Cough -- regardless of cause and duration -- is the most common symptom for which patients seek medical attention. Chronic cough (i.e., persists for more than eight weeks) is estimated to affect 11 percent to 20 percent of the population, has a high socioeconomic impact and results in significant reduction in quality of life. Proposed causes of chronic cough include gastroesophageal reflux, rhino-sinusitis and asthma, although recent studies suggest that targeting such mechanisms with drugs only results in approximately half of patients reporting symptom relief.

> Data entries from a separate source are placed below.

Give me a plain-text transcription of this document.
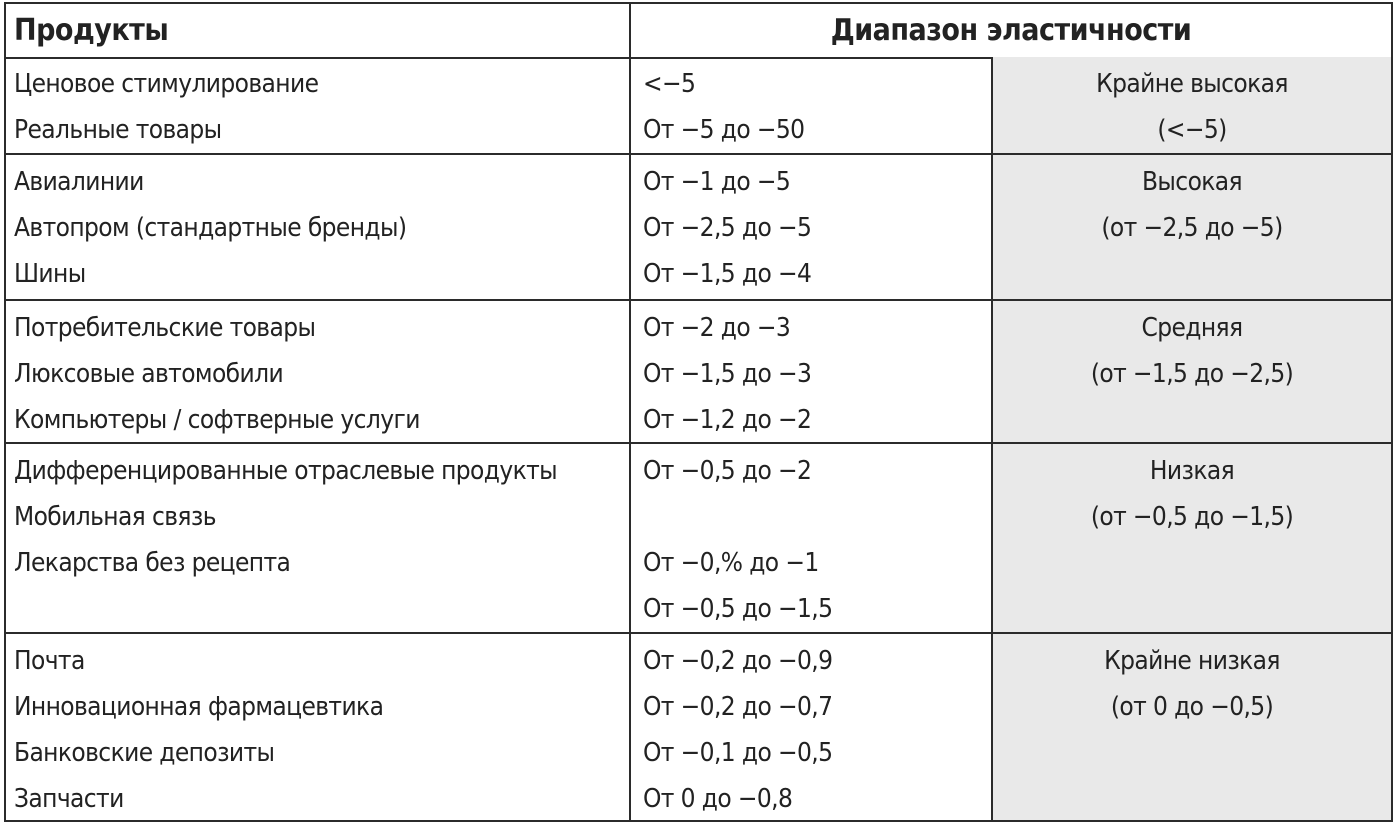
Продукты	Диапазон эластичности
Ценовое стимулирование
Реальные товары
<−5
От −5 до −50
Крайне высокая
(<−5)
Авиалинии
Автопром (стандартные бренды)
Шины
От −1 до −5
От −2,5 до −5
От −1,5 до −4
Высокая
(от −2,5 до −5)
Потребительские товары
Люксовые автомобили
Компьютеры / софтверные услуги
От −2 до −3
От −1,5 до −3
От −1,2 до −2
Средняя
(от −1,5 до −2,5)
Дифференцированные отраслевые продукты
Мобильная связь
Лекарства без рецепта
От −0,5 до −2
От −0,% до −1
От −0,5 до −1,5
Низкая
(от −0,5 до −1,5)
Почта
Инновационная фармацевтика
Банковские депозиты
Запчасти
От −0,2 до −0,9
От −0,2 до −0,7
От −0,1 до −0,5
От 0 до −0,8
Крайне низкая
(от 0 до −0,5)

The majority of studies assessing reflux-cough associations have used a data logger and/or symptom diary to record coughs, which has been shown to significantly under-report the occurrence of coughing. However, in this study, novel ambulatory cough sound recordings, which allowed patients to continue with their normal routines, together with simultaneous impedance/pH monitoring (i.e., preferable technology for establishing symptom-reflux association) over 24 hours, was carried out in 71 patients with chronic cough, aged 51 to 64 years. The recordings were performed using a custom-built validated recording device and microphone; cough was manually counted using software with an audiovisual display. In addition, all patients underwent cough reflex sensitivity testing to citric acid, and 66 patients underwent gastroscopy.
The study researchers found that 70 percent of patients exhibited temporal associations, with 48 percent having a positive symptom association probability for cough preceded by reflux; 56 percent had a positive symptom association probability for reflux preceded by cough; and 32 percent had both.
The presence of cough preceding reflux points to the possible existence of a self-perpetuating cycle maintaining chronic cough. These results may partly explain the poor efficacy of traditional drugs, such as those targeting gastric acidity in the treatment of chronic cough.